Let $A$ be a commutative ring. Let $M, N$ be $A$-modules and let $I\subset A$ be an ideal contained in the annihilators of $M$ and $N$, respectively. That is, $I\subset\mathrm{Ann}(M)\cap\mathrm{Ann}(N)$. Assume further that $f:M\to N$ is a $A$-linear map.
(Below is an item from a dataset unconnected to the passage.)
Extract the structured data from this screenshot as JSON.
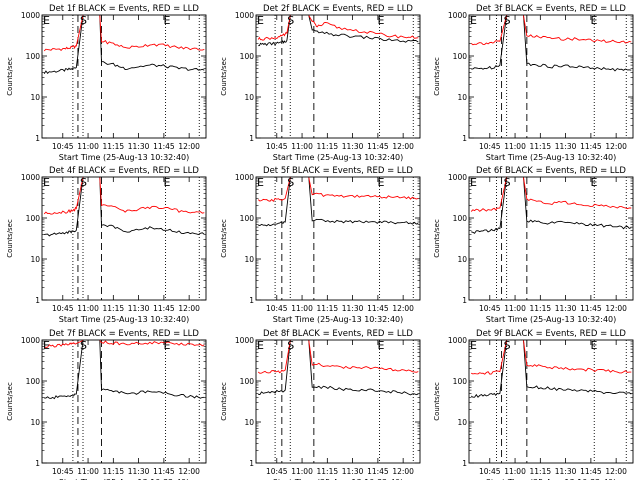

Both modules $M$ and $N$ have a canonical $A/I$-module structure given by $\bar{a}\cdot x=ax$ for every $\bar a\in A/I$, any representative $a\in\bar a$ and every $x\in M, N$. Does the $A$-linear map $f$ descend to a $A/I$-linear map via the rule
$$f(\bar a\cdot x)=f(ax)=af(x)=\bar a\cdot f(x)?$$
To me the above fact is evident but on the other hand it cannot be found in any textbook.
The observation is correct. My opinion regarding the unavailability of this as a theorem is perhaps because it can be regarded as a particular case of the following:
If $M$ and $N$ are $A$-modules, $B$ an $A$-algebra, then any $A$-module map $f:M\to N$ induces a $B$-module map $f\otimes 1: M\otimes B\to N\otimes B$ such that $f(m\otimes b)=f(n)\otimes b$ for all $m\in M,n\in N,b\in B$.
In the present case, we can take $B=A/I$. Then $M\otimes (A/I)\cong M/IM\cong M$ as $A/I$-modules and a similar thing for $N$. Then $f\otimes 1$ as an $A/I$-module map from $M$ to $N$ will look like the the map that is described in the question.